O estuprador? Bem, o estuprador ficou de fora.

Excomunhão, a esta altura do século 21, certamente só não é um anacronismo completo porque há quem considere que ainda tem alguma importância. Mas a decisão ortodoxa, desumana e irreal do bispo, lastreada na legislação canônica, pode ajudar a atirar uma pá de cal sobre esse anacronismo medieval.

Ao longo de toda a Idade Média, quando uma noite de séculos desceu sobre o mundo ocidental, a igreja cristã se auto-intitulou ordenadora do mundo.

Com a Reforma, motivada especialmente pela venda de indulgências, o que hoje seria chamado de pura corrupção, as coisas começaram a mudar. Mas lentamente.

A Reforma, mesmo, não pode ser interpretada fora do contexto da impressão aperfeiçoada por Gutenberg, com a adoção de tipos metálicos móveis, a partir de uma prensa de uva para produção do vinho.

O sistema de Gutenberg popularizou a Bíblia e tirou sua interpretação de centros de poder religioso para disseminá-la por amplas faixas da população medieval.
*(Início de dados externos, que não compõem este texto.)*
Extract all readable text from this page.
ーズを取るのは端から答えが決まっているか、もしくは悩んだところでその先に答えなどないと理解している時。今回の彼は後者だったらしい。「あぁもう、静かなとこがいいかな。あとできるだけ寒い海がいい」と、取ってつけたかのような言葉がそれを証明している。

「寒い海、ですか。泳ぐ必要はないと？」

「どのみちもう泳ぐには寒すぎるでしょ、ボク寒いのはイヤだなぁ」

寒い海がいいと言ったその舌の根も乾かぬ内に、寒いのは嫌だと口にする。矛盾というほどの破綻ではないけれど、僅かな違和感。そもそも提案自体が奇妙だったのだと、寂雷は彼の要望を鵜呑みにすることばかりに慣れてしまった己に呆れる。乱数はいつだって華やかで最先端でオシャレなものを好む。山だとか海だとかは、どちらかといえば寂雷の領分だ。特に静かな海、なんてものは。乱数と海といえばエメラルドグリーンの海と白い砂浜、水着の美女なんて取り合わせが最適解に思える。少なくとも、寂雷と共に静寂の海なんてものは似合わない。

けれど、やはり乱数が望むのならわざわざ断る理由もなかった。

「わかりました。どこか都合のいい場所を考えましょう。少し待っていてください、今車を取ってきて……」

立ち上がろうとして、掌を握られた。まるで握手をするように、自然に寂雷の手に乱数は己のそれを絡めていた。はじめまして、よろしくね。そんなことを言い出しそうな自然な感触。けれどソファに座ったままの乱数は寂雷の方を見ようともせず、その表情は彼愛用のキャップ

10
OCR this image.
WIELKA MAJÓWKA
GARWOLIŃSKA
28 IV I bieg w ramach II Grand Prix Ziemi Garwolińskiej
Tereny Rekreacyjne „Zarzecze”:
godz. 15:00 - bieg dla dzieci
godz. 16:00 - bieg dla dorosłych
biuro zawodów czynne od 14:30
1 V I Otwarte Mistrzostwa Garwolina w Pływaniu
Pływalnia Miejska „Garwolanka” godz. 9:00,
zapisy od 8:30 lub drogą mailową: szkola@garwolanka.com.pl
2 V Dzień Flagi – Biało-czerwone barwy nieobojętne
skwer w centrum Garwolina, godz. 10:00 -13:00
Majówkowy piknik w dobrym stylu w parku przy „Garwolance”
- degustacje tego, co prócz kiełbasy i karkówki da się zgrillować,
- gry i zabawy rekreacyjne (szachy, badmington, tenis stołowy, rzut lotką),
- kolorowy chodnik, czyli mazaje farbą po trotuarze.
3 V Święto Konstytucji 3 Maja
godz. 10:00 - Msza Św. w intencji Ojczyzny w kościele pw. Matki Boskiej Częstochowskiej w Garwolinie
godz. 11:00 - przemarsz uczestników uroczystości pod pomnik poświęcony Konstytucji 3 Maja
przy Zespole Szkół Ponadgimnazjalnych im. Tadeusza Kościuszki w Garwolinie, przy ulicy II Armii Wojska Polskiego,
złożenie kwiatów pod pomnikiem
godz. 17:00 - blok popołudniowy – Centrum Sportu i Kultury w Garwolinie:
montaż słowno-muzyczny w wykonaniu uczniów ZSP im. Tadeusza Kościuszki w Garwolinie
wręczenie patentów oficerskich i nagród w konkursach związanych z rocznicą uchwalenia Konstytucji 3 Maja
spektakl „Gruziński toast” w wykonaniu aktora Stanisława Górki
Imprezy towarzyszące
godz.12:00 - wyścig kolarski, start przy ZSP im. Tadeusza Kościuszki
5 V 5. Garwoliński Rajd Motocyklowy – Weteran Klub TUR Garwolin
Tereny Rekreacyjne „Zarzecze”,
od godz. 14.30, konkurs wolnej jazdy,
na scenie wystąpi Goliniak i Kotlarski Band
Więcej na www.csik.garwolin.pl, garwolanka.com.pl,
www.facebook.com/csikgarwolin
Estava, assim, criado o ambiente para a ruptura.

Na Península Ibérica, onde a Contra-Reforma incorporou a brutalidade, a Inquisição, o “Santo Ofício” matou e torturou um número desconhecido de pessoas.

Na Itália, mesmo Galileu, a quem homenageamos em 2009 pelos 400 anos do uso astronômico do telescópio, escapou da repressão.

Galileu teve que abjurar o que havia observado no céu, sob pena de ser “posto a ferros”, ou seja, torturado.

A excomunhão da garotinha violentada pelo padrasto e castigada com a excomunhão pela igreja, num caso que está repercutindo no mundo inteiro, é uma evidência de que, de muitas maneiras, a longa noite da Idade Média ainda não se desfez.

Em alguns casos ela continua tão espessa que nenhuma luz se mostra.

Mesmo das estrelas mais luminosas, da ciência e do pensamento humanista.